Before its preservation, Listen to a Stranger was hard to see or find. Washington University in St. Louis used as its source material a 16mm print donated by Romas Slezas, who sadly passed away before the film’s reemergence. University archivist Tyler Bequette applied for and received an NFPF grant to fund preservation lab work. Since the print suffered from magenta fading, it was scanned at 2K, received digital color and density correction, and was then output back to 16mm. Digital access copies received closed captioning.

Listen to a Stranger perfectly complements the other holdings of The Film & Media
Archive at Washington University, which is home to the Henry Hampton Collection and all of the surviving archival materials belonging to Hampton and Blackside, Inc.

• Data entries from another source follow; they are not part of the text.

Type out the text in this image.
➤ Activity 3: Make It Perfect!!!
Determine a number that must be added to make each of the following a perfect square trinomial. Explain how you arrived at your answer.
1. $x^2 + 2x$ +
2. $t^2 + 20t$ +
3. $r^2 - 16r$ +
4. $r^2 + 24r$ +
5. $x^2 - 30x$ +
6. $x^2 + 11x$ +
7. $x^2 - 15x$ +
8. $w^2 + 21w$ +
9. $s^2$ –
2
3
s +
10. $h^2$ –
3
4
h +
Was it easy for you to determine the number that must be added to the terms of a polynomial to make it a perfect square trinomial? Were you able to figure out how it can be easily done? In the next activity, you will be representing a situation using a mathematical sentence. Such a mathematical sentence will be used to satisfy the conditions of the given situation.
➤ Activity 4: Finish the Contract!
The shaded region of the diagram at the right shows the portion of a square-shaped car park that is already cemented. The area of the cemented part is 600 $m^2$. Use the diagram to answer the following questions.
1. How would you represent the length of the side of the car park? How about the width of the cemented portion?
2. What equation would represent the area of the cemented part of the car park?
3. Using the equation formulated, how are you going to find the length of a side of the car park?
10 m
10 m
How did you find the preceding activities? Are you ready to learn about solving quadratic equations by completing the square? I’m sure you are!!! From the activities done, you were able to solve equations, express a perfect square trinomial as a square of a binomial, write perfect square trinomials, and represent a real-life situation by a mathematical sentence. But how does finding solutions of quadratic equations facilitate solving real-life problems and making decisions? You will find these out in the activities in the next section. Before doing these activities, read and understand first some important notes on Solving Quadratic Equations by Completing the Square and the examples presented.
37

Researchers of African American filmmaking are able to access Blackside’s stock footage, producer research files, treatments and early versions of scripts, administrative files, and many other documents. Another early Blackside film preserved through NFPF-funding, Code Blue (1972), can be viewed on our website.

The University had planned to partner with the St. Louis International Film Festival to screen Listen to a Stranger for the fiftieth anniversary of Shaft in 2021. Thanks to Covid-19 this event might not come to pass, but in the meantime viewers everywhere can listen to Gordon Parks online.